El mundo se redujo a los cuatro muros de esa suite lujosa y opresiva. La puerta se cerró de golpe tras de nosotros, el sonido final y definitivo de mi sentencia. Sebastián me soltó y yo retrocedí instintivamente hasta chocar con el borde de la cama grande, mi corazón un pájaro aterrorizado golpeando contra mis costillas.
Él no se abalanzó de inmediato. Se quedó de pie junto a la puerta, desabrochándose los puños de la camisa con una calma aterradora, sus ojos grises fijos en mí como los de un depredador que sabe que su presa no tiene escapatoria. Cada movimiento suyo era lento, deliberado, diseñado para prolongar mi agonía.
—¿Crees que esto es un juego, Clara? —preguntó, su voz un susurro bajo que cortaba el aire como un cuchillo—. ¿Crees que puedes invadir mi reino, desafiar mi autoridad delante de mis socios, y salirte con la tuya?
—Solo quería a mi hijo —logré decir, aunque mi voz sonó débil, quebrada—. Me lo quitaste. ¿Qué esperabas que hiciera?
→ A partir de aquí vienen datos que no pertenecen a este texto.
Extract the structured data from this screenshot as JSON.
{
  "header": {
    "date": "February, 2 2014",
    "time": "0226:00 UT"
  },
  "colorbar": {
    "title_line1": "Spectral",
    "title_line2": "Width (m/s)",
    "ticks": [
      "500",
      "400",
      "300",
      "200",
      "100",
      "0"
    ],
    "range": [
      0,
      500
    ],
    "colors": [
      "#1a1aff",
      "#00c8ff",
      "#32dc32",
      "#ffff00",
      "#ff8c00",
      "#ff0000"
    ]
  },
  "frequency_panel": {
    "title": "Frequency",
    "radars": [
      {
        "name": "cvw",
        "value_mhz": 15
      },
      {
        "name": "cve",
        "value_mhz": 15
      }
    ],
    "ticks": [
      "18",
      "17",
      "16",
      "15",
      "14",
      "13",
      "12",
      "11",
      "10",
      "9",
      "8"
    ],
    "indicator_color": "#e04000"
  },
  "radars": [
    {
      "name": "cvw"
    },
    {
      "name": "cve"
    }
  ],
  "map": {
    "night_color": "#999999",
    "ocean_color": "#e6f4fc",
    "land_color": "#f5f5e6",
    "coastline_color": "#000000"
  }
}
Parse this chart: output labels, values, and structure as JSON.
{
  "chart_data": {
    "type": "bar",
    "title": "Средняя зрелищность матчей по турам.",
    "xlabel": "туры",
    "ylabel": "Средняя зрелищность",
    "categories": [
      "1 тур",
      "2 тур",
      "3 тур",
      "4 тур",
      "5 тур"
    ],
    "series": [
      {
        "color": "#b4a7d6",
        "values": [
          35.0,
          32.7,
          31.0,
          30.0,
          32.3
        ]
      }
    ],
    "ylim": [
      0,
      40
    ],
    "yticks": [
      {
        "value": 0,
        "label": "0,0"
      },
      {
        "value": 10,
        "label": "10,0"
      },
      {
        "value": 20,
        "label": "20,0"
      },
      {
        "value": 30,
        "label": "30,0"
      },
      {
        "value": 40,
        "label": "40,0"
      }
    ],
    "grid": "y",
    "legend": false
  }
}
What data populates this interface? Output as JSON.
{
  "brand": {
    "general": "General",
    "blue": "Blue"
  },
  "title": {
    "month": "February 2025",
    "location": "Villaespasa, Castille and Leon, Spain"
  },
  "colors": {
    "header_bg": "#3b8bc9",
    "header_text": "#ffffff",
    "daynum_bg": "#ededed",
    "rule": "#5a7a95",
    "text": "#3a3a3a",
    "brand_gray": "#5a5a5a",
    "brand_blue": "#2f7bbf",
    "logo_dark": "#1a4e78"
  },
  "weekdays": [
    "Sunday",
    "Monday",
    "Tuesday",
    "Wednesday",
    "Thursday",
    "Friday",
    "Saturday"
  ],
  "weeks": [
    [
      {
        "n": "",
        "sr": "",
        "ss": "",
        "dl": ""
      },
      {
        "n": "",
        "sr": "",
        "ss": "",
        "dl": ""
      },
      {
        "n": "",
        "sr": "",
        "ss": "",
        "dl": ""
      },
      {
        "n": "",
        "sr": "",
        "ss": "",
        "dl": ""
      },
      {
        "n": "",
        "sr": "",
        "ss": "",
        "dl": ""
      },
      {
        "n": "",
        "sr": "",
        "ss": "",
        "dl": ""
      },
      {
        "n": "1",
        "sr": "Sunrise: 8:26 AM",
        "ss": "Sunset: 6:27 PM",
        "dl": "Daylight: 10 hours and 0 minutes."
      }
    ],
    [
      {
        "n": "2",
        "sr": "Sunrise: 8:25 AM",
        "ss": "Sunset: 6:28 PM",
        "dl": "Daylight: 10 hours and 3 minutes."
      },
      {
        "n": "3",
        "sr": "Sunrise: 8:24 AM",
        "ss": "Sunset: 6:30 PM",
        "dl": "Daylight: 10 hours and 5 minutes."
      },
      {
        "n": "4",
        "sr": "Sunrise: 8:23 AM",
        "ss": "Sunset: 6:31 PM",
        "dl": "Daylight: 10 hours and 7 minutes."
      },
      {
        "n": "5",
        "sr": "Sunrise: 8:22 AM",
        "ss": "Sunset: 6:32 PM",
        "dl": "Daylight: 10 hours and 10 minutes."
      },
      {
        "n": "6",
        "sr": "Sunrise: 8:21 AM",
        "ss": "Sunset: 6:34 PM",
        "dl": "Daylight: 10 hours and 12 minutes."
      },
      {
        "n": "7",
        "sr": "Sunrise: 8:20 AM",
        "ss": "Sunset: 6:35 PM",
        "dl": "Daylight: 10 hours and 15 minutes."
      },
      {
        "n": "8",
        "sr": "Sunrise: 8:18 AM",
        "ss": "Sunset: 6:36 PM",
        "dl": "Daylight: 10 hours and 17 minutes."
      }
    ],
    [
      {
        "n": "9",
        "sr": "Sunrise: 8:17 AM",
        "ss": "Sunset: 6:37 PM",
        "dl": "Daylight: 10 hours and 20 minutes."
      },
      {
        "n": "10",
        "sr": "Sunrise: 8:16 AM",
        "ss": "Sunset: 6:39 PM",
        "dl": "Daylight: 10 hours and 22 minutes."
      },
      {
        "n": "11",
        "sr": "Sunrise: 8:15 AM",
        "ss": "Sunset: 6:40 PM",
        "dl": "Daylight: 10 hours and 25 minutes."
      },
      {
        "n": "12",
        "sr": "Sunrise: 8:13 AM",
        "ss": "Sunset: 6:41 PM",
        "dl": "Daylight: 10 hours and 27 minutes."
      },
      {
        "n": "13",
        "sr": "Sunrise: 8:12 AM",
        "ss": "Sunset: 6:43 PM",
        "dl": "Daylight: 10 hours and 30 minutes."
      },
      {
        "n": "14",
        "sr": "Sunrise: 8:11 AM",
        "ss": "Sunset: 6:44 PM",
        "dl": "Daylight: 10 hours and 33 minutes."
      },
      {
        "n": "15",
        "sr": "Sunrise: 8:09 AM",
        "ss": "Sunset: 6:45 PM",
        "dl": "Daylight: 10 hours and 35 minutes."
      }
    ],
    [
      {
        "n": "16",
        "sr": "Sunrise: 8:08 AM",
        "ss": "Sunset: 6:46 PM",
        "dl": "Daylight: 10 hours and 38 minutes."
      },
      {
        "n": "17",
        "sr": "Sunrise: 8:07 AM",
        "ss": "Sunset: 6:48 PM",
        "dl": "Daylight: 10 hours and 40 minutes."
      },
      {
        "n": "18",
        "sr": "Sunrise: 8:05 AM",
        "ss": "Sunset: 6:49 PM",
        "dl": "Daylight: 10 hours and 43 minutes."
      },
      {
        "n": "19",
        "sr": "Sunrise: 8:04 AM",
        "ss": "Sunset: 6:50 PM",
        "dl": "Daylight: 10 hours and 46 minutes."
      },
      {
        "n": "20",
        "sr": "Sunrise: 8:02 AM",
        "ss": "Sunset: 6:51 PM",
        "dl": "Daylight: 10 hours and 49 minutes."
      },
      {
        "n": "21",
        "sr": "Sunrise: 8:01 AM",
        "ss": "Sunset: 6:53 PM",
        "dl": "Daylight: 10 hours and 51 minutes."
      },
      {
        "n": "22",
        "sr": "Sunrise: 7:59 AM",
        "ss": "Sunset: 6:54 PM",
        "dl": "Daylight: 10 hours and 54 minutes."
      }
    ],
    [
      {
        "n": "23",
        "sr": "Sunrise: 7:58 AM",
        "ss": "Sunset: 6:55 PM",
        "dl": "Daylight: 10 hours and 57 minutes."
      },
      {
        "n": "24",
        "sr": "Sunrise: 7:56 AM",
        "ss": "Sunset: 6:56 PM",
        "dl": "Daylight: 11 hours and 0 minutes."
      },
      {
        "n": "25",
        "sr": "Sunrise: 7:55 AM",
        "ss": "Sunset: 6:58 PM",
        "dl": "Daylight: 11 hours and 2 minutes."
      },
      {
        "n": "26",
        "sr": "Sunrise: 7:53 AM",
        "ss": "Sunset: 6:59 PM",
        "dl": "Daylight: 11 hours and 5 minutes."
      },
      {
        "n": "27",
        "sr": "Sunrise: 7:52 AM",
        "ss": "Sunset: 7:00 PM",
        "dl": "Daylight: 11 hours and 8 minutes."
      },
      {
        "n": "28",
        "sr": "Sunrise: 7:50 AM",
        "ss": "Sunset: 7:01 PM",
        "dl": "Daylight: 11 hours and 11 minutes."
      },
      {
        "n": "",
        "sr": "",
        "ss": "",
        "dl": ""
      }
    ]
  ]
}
—¡Esperaba que obedecieras! —rugió de repente, y el estallido de furia me hizo estremecer—. ¡Que aceptaras el castigo! ¡Que entendieras que cada acción tiene una consecuencia! Pero no. Tú siempre tienes que empujar los límites, ¿verdad? Siempre tienes que probarme.
Avanzó hacia mí entonces, y yo me encogí contra las sábanas de seda, sintiendo cómo el pánico me cerraba la garganta.
—Hoy no se trata solo de Benjamín —dijo, deteniéndose justo frente a mí, su sombra envolviéndome por completo—. Hoy se trata de tu insolencia. De tu falta de respeto. —Alargó una mano y me agarró de la barbilla, forzándome a mirarlo—. Y voy a asegurarme de que no lo olvides.